I originally wrote this post for Niagara Life magazine.
Most herbs would agree — I am probably their worst enemy, alongside a lawn mower.
Save for chives and lavender, I struggle to grow herbs in my garden. The heaps I get in my weekly vegetable baskets from a local farmer are really just flavourful races against time to use them up before they disintegrate into brown liquid in my fridge. Oh, the guilt that comes with wasting them. But how much dill, parsley and thyme can one human possibly eat in a sitting?
The antidote to my careless ways was to get smart with my sage and be more thoughtful with my tarragon. I’ve started preserving herbs to use when the garden is another summer memory, and to spare having to dart out, last minute, to the grocery store to buy a clam shell of coriander from far-off places.

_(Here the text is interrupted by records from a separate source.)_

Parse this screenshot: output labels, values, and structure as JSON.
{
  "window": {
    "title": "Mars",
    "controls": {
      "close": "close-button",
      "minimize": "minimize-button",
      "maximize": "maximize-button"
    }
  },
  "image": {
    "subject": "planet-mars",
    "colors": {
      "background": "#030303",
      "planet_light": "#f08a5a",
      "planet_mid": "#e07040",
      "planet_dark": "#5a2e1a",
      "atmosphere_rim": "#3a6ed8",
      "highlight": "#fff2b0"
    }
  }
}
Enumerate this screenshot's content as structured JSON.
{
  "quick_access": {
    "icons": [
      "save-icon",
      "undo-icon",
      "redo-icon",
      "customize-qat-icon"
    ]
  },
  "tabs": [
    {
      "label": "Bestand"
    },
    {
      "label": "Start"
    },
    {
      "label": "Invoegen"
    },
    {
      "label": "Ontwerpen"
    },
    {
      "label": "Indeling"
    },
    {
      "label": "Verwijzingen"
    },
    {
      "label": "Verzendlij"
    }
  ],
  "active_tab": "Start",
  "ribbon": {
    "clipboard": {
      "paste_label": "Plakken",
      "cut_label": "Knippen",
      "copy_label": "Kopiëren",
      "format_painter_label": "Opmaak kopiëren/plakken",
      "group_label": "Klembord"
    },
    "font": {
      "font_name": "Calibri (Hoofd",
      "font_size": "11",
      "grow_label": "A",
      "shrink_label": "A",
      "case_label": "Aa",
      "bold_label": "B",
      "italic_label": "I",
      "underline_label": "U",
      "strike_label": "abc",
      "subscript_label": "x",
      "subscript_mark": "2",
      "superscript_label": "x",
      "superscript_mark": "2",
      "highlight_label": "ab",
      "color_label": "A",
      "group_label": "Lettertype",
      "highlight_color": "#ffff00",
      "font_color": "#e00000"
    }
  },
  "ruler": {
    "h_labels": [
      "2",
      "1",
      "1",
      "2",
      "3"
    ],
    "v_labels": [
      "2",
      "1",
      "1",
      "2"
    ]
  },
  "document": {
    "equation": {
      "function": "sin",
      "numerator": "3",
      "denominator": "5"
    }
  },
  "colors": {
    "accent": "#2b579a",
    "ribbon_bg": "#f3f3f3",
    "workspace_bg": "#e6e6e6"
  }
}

Here are three simple ways to alleviate guilt, save time, and preserve that bounty of parsley, those mounds of mint and loads of lavender:
It doesn’t get easier than drying herbs to preserve them. No fancy equipment is needed — only scissors and string, twist ties or rubber bands. I use this method for mint, lemon balm and verbena, lavender, sage, rosemary and thyme, and turn to them when the need for a soothing cup of tea sets in, or when winter cooking demands robust flavours.
Cut long stems of herbs from your garden and gather them in small bunches. Tie the bunches tightly with string, twist ties or elastics around the stems and hang upside down in a dry, well-ventilated, clean space.
I often hang mine from a knob on a kitchen cupboard that doesn’t see a lot much action. If you have several bunches, hang a line of string in your garage and suspend herb bunches upside down from it.
Alternatively, if you have a clean screen, cover it with cheese cloth and lay herbs in a single layer. Ensure there’s airflow all around the screen, and your herbs should dry beautifully.
You’ll know they’re dry when they get crumbly. Leave them in tact, though, until you need them.
When it’s time to steep or cook with them, crumble them with your hands to help release the essential oils, and add to your recipe. In the meantime, store them in an airtight container to keep them fresh.
Freezing Herbs in water
Dill, basil, parsley and arugula are prime candidates for this method. Simply wash and chop the leaves, and place one to two tablespoons of loosely packed herbs into each cube mould of an ice cube tray. Cover with water and place in the freezer. Once frozen, place the cubes in a ziplock bag and store in the freezer. These are perfect vessels of flavour to add to soups and stews, or to defrost in a fine-mesh sieve if you don’t want to add excess water to a recipe.
Freezing Herbs in oil
Follow the directions above but cover herbs with olive oil instead of water. It’s perfect for basil that you want to convert to pesto when the craving for summer flavours hits in mid-January.